Over the past few decades, the annual death rate in America has declined dramatically, but the leading causes of death have remained the same. Heart disease kills the most people, and then cancer. Strokes kill a smaller portion of us, but they're often up there, too. After that, often, it's accidents that kill people—especially younger people. According to the Centers for Disease Control and Prevention, "injuries are the leading cause of death for people ages 1-44." And the largest single cause of those injuries are car accidents.
But, really, it's incredible that more people don't die in motor vehicles (which are, essentially, giant chunks of metal hurtling through space, on the enormous strength of combustion). In 2010, the death rate from motor vehicle-related injuries was about two-fifths of what it was in the 1970s, when it peaked. In other words, safety standards worked. But making them work required a very specialized piece of technology—the "anthropomorphic test device," more popularly known as the crash-test dummy.

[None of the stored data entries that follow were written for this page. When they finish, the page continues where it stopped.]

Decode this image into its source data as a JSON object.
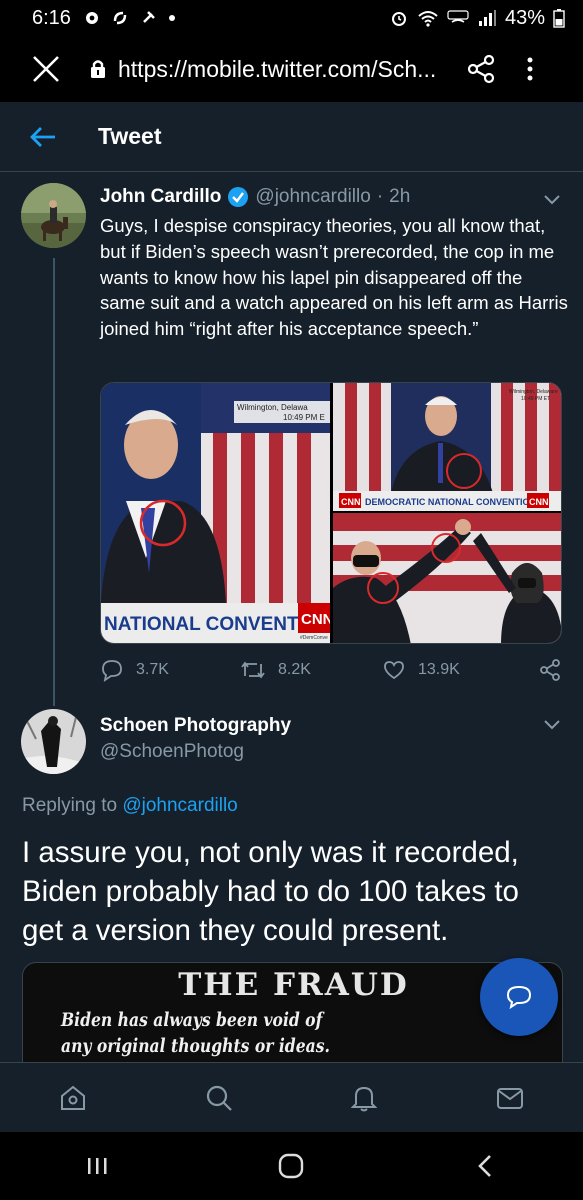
{
  "status_bar": {
    "time": "6:16",
    "battery": "43%"
  },
  "browser": {
    "url": "https://mobile.twitter.com/Sch..."
  },
  "header": {
    "title": "Tweet"
  },
  "main_tweet": {
    "author_name": "John Cardillo",
    "author_handle": "@johncardillo",
    "separator": "·",
    "time": "2h",
    "text": "Guys, I despise conspiracy theories, you all know that, but if Biden’s speech wasn’t prerecorded, the cop in me wants to know how his lapel pin disappeared off the same suit and a watch appeared on his left arm as Harris joined him “right after his acceptance speech.”",
    "media": {
      "left_caption_line1": "Wilmington, Delawa",
      "left_caption_line2": "10:49 PM E",
      "left_banner": "NATIONAL CONVENTION",
      "right_caption_line1": "Wilmington, Delaware",
      "right_caption_line2": "10:49 PM ET",
      "right_banner": "DEMOCRATIC NATIONAL CONVENTION",
      "cnn_logo": "CNN",
      "cnn_small": "#DemConve"
    },
    "replies": "3.7K",
    "retweets": "8.2K",
    "likes": "13.9K"
  },
  "reply_tweet": {
    "author_name": "Schoen Photography",
    "author_handle": "@SchoenPhotog",
    "replying_prefix": "Replying to",
    "replying_to": "@johncardillo",
    "text": "I assure you, not only was it recorded, Biden probably had to do 100 takes to get a version they could present.",
    "card_title": "THE FRAUD",
    "card_subtitle": "Biden has always been void of any original thoughts or ideas. Biden is a plagiarist, he"
  },
  "colors": {
    "background": "#15202b",
    "accent": "#1da1f2",
    "muted": "#8899a6",
    "fab": "#1a56b8"
  }
}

The first of these were designed for America's aerospace program, which wanted to test jet-ejection seats. The car industry, meanwhile, was testing its first safety devices on cadavers, which, as The New York Times later wrote—quite delicately!—"lacked the durability required for repeated trials." There were other problems with this method, besides the obvious ones: Cadavers do not come in standard shapes, and in crashes they don't behave like the bodies of living people. Pigs were also early test subjects.